Good idea and a nice write up.
Aren’t you afraid that you’ll stop looking in the year context?

I have my own take on contexts as well. I don’t very much like the Phone and Store contexts. I use tags for that.

What I do is divide my life into life areas. For that I am using Brian Tracy’s ideas about the 7 areas of life and goal setting but simplify a bit. My contexts are Personal, Family and Friends, Home and Finance, Work and Career, Education and Reading, Body and Fitness and lastly Hobbies.

This has worked well for me.

Here’s an old screenshot of how I use this in Things:
http://www.flickr.com/photos/ragnarfreyr/3269402990/


Yes, I use areas as well, they are very similar to the ones you use. I could not do without them.

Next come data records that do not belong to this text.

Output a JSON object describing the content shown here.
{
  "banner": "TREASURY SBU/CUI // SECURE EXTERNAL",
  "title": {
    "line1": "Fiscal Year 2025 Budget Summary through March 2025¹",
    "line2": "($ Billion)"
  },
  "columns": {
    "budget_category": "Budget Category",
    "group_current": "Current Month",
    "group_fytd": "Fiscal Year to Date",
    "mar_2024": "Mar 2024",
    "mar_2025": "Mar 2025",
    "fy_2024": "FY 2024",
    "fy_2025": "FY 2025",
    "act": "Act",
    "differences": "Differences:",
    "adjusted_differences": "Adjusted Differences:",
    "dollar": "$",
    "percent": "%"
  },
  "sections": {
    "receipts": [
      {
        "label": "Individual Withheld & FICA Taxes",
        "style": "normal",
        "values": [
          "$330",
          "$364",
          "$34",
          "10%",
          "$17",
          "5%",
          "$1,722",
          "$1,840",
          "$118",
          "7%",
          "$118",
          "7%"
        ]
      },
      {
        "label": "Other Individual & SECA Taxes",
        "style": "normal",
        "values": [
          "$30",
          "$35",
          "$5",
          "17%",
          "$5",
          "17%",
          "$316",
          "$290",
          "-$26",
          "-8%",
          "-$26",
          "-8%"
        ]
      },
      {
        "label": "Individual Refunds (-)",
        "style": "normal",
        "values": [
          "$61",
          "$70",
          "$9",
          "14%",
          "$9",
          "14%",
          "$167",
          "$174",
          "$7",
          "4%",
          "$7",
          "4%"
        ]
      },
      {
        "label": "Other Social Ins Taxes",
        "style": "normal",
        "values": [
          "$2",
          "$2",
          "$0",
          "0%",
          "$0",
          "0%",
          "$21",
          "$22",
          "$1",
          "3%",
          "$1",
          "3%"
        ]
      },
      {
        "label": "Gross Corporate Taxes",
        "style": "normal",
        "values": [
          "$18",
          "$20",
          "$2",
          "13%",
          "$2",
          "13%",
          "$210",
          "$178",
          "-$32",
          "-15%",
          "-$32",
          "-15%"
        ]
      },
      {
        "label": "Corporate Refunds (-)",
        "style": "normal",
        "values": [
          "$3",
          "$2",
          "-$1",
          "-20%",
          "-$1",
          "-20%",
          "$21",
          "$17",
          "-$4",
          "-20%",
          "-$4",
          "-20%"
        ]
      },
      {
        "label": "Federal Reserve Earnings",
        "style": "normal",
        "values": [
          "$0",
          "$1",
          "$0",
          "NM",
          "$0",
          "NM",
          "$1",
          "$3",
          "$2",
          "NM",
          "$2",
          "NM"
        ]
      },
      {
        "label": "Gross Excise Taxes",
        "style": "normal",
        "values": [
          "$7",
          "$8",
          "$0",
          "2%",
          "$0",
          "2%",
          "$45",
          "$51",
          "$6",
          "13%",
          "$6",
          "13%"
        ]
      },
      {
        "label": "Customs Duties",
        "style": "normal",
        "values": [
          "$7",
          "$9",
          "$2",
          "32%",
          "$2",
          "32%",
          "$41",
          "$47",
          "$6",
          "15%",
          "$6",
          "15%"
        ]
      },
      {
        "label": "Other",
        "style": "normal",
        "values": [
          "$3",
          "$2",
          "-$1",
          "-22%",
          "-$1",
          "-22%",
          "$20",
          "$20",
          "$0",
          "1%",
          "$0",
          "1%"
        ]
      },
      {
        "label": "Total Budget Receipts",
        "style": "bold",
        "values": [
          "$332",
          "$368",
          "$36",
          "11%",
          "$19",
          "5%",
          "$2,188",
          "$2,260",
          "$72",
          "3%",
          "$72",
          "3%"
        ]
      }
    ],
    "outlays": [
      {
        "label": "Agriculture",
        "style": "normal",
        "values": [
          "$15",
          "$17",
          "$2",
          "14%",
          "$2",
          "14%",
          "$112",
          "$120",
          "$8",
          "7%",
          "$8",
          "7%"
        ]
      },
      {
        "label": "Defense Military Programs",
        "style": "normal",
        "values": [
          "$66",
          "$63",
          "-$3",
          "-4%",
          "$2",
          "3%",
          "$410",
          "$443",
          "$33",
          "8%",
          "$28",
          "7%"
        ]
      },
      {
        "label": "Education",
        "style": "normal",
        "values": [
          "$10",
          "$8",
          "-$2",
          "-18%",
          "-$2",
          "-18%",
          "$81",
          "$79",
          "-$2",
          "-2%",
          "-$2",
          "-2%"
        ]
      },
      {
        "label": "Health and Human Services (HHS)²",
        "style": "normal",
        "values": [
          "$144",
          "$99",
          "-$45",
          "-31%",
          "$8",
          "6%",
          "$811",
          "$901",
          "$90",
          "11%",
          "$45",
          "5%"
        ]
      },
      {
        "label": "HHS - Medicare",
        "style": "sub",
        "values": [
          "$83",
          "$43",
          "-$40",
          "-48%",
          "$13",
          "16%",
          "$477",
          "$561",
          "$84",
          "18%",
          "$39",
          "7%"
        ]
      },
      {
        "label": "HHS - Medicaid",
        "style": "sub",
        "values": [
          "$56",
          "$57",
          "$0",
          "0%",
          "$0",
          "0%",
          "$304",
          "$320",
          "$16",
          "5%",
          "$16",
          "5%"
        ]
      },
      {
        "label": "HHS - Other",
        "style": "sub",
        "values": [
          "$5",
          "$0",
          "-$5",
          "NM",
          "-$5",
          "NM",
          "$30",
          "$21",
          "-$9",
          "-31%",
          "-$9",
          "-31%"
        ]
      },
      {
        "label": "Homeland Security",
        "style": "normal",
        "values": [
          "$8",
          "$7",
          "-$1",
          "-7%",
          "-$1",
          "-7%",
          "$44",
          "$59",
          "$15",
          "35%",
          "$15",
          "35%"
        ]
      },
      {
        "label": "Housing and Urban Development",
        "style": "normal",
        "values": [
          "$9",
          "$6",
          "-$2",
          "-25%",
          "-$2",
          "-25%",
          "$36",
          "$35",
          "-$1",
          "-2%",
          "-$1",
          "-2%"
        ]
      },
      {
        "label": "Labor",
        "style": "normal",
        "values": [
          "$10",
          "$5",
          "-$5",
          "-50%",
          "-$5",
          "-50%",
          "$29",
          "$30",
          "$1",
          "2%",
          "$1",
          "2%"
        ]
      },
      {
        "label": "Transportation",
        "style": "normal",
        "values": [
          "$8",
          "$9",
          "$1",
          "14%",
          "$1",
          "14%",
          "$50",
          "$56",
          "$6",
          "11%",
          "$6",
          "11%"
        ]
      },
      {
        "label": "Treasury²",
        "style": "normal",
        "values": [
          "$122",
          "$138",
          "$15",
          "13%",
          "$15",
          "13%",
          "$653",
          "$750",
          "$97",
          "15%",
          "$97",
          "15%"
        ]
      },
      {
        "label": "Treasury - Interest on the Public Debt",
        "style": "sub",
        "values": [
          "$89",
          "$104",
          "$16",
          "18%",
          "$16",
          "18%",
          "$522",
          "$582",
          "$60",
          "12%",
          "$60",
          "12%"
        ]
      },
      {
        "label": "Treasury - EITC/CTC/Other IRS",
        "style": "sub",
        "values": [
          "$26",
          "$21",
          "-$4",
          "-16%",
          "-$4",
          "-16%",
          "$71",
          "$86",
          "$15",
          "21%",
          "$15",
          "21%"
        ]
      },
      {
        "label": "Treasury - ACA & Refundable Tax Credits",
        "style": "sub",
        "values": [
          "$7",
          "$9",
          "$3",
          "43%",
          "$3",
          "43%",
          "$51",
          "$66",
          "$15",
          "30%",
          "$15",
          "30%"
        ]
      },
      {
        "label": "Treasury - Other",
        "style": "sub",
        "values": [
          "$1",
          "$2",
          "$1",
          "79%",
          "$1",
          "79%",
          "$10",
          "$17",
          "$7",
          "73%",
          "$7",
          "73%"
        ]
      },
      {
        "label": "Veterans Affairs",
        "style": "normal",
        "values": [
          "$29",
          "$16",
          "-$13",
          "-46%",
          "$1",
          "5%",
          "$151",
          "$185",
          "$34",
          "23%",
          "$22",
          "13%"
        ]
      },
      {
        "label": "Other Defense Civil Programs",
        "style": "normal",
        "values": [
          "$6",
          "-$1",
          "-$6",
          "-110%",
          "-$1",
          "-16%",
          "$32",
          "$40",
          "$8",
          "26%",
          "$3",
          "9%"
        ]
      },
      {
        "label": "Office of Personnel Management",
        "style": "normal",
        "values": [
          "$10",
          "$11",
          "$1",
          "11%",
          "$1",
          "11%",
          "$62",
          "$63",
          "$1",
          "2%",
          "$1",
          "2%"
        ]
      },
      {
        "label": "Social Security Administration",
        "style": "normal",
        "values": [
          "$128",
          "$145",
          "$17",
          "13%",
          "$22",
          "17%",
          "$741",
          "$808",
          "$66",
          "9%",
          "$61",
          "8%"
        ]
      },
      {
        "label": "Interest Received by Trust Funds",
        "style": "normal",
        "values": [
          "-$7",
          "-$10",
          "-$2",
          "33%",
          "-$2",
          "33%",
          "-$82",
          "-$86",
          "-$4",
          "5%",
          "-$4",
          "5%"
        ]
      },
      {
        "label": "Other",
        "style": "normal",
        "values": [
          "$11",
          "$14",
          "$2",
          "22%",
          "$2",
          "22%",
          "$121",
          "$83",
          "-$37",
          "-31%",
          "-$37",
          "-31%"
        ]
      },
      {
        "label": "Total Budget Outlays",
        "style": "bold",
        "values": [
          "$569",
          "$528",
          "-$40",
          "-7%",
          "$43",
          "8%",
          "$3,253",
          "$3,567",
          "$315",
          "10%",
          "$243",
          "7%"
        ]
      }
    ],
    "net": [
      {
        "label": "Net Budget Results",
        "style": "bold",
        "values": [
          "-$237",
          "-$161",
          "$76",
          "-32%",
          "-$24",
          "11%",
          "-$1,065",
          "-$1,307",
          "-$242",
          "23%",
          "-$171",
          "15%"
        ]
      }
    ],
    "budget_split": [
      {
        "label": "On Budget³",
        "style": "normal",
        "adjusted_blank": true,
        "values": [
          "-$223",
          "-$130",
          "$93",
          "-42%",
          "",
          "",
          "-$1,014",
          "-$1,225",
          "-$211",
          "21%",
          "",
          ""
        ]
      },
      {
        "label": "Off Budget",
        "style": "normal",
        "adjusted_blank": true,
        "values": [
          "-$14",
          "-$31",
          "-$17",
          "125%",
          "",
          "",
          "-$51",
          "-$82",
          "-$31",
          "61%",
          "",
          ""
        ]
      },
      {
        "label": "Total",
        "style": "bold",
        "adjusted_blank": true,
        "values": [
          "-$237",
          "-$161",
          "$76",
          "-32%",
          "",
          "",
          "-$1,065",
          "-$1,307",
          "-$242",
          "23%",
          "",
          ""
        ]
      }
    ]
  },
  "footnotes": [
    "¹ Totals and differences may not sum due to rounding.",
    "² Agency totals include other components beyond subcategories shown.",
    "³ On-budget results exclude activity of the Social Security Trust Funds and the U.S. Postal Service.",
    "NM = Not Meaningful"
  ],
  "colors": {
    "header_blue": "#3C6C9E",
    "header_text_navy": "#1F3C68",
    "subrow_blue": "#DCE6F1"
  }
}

I have them as folders in OmniFocus and in each folder I have a project that belongs in that area. So it’s a hierarchy of projects where each node in the root is a area.

Actually, I created this hierarchy when I had to get my document storage under control. So far I’ve managed to use this hierarchy mostly unchanged for files, in my peronal finance software (not anymore since going Meniga), in iPhoto.

What I like is that it’s an organizational layer that transcends software.

>Aren’t you afraid that you’ll stop looking in the year context?

I have weekly, monthly, quarterly, yearly reviews. When doing those reviews I look up a scope (month when doing weekly, quarter when doing monthly etc).